HISTORICALLY, THE EUROPEAN BEAVER Castor fiber oc curred throughout the Western Palaearctic (Hartman 1996; Halley & Rosell 2002). By the beginning of the twentieth century, a relict population of no more than 1200 individuals remained in France, Norway, Poland, Russia and Sweden (Zurowski & Kasperczyk 1988). This substantial reduction resulted from the combined effects of changes in land use and hunting. The latter was either for fur (pelts) or for castoreum, a secretion of the scent gland believed to have medicinal properties (Nolet & Rosell 1998). During the second half of the twentieth century, beavers were re-introduced into many areas across Europe. In some countries, this resulted in popula­tions known to be self-sustaining (e.g. Estonia, Latvia, Lithuania and Poland), while the long term viability is less clear in others (e.g. Denmark, the Netherlands, Bel­gium, Spain, Czech Republic, Hungary, Slovenia and Slovakia) (Halley & Rosell 2002). The total European population is currently estimated at around 300,000 indi­viduals, but is not considered to be occupying all of its former range (Halley & Rosell 2002). There are also 12,000 American beavers C. canadensis established in parts of Scandinavia.
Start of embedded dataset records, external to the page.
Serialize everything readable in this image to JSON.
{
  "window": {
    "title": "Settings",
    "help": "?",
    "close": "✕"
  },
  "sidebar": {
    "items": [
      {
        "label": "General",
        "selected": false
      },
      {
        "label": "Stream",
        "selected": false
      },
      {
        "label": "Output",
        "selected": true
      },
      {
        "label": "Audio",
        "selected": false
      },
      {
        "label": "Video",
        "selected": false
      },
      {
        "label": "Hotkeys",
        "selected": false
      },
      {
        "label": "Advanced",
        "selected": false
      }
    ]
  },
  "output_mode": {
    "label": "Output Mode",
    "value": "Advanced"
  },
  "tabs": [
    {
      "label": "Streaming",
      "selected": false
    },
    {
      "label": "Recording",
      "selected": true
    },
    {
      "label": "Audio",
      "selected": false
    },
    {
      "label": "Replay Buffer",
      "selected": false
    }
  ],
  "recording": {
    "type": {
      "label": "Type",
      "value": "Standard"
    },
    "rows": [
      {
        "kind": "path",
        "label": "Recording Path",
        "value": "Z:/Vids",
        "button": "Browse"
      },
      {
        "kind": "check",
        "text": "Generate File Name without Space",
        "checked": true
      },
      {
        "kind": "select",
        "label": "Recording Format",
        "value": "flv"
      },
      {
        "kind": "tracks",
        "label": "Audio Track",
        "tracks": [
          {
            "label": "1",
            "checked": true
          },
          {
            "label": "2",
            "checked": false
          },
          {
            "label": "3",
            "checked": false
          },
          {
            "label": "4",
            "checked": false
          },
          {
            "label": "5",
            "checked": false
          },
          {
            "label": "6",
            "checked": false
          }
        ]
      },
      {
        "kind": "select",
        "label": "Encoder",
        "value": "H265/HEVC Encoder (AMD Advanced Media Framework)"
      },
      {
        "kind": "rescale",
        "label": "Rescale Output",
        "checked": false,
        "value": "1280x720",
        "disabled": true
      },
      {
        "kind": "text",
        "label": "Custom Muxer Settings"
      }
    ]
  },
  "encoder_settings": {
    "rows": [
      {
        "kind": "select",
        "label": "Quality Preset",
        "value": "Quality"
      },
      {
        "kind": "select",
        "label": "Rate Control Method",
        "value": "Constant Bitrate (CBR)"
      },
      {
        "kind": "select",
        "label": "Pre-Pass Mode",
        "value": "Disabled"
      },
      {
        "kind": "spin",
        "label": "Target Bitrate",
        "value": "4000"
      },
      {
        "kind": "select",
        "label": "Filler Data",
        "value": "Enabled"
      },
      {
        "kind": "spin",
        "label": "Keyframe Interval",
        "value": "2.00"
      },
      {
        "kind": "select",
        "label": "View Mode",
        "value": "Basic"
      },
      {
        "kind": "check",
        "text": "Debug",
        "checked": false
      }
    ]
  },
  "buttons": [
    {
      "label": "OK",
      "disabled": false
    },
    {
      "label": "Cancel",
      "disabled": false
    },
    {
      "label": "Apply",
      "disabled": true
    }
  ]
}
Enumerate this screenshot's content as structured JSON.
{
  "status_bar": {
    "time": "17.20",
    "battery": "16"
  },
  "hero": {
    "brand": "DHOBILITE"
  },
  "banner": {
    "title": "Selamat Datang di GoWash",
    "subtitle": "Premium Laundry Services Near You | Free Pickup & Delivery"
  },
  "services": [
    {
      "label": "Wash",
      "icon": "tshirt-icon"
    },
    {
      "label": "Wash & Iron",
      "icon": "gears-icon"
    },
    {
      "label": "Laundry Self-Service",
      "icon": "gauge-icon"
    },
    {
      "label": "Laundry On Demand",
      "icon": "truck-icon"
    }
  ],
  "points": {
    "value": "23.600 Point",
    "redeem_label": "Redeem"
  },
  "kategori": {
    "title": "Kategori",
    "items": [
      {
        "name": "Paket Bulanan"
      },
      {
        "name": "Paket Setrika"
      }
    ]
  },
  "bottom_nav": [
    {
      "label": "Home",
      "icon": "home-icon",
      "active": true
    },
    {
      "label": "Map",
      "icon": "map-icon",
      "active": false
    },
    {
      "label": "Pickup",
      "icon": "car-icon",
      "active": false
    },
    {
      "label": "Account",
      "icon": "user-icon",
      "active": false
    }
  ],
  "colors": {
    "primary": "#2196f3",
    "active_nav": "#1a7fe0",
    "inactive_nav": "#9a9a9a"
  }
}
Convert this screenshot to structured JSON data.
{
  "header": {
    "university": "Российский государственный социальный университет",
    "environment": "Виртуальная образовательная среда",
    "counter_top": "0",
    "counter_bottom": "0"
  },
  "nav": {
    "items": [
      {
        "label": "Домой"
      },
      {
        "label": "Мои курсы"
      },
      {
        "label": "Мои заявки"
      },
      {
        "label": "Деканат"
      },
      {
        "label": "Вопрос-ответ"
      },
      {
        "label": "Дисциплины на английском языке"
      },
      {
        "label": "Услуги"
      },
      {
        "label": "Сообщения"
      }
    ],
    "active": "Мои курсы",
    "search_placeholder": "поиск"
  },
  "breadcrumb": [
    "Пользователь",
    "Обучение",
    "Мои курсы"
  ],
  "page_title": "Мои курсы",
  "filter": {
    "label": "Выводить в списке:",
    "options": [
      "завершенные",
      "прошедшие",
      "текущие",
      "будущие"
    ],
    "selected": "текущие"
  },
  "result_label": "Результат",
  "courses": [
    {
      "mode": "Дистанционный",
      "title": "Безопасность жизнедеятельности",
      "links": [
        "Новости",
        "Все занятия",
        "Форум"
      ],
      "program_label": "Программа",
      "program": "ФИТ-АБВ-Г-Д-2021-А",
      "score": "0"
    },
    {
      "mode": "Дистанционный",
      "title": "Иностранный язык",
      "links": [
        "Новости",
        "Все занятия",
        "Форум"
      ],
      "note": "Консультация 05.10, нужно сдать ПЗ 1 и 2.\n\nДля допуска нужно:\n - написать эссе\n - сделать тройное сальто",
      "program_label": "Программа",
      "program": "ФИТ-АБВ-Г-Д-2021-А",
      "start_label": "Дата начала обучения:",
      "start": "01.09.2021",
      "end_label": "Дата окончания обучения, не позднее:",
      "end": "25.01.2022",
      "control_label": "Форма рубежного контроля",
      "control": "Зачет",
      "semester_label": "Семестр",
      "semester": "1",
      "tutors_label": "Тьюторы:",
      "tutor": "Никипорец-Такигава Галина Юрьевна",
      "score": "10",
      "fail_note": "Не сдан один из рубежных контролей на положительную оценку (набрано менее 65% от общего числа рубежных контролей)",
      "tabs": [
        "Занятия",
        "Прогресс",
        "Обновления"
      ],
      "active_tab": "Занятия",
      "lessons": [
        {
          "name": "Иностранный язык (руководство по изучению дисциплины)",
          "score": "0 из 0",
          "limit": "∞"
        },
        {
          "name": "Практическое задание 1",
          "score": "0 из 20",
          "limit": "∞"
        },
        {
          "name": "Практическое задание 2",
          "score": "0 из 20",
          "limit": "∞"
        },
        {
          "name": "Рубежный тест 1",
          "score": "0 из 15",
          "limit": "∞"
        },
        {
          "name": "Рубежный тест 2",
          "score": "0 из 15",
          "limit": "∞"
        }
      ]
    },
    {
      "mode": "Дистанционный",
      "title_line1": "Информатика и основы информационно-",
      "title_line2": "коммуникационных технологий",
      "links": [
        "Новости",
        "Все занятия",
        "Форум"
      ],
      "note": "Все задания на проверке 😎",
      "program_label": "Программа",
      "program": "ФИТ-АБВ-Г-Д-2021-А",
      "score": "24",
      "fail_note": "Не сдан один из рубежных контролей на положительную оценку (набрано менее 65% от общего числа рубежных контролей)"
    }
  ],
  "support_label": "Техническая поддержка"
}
In the United Kingdom (UK), hunting exterminated the last recorded population from Scotland in the sixteenth century (South et al. 2000). The geographical isolation of the UK from mainland Europe means that beaver popula­tions cannot be re-established through dispersal. Since 1995, the UK government's statutory conservation agen­cies have been investigating the potential for beaver re­introduction under the auspices of Article 22(a) of the European Council Directive 92/43/EEC. The UK gov-ernment has taken a strategic approach to re-introduction, using pilot programmes where animals are released on the understanding that should 'problems' arise they would be removed (Morrison 2004). They have also as­similated the issues raised by the re-introduction experi­ences of other European states, and undertaken extensive public consultation on potential environmental damage and economic loss (Wigley & Garner 1987; Jonker et al. 2006). Negative perceptions about beavers often persist in human communities, despite evidence of only rela­tively benign impacts, often balanced by benefits to biodiversity and local economies (Johnston & Naiman 1990; Collen & Gibson 2001; Rosell et al. 2005). Part of this perception is a result of the functional 'keystone' role of beavers within local ecosystems. This can be viewed as causing environmental 'impact' by land owners and the general public (South et al. 2000; Rosell et al. 2005).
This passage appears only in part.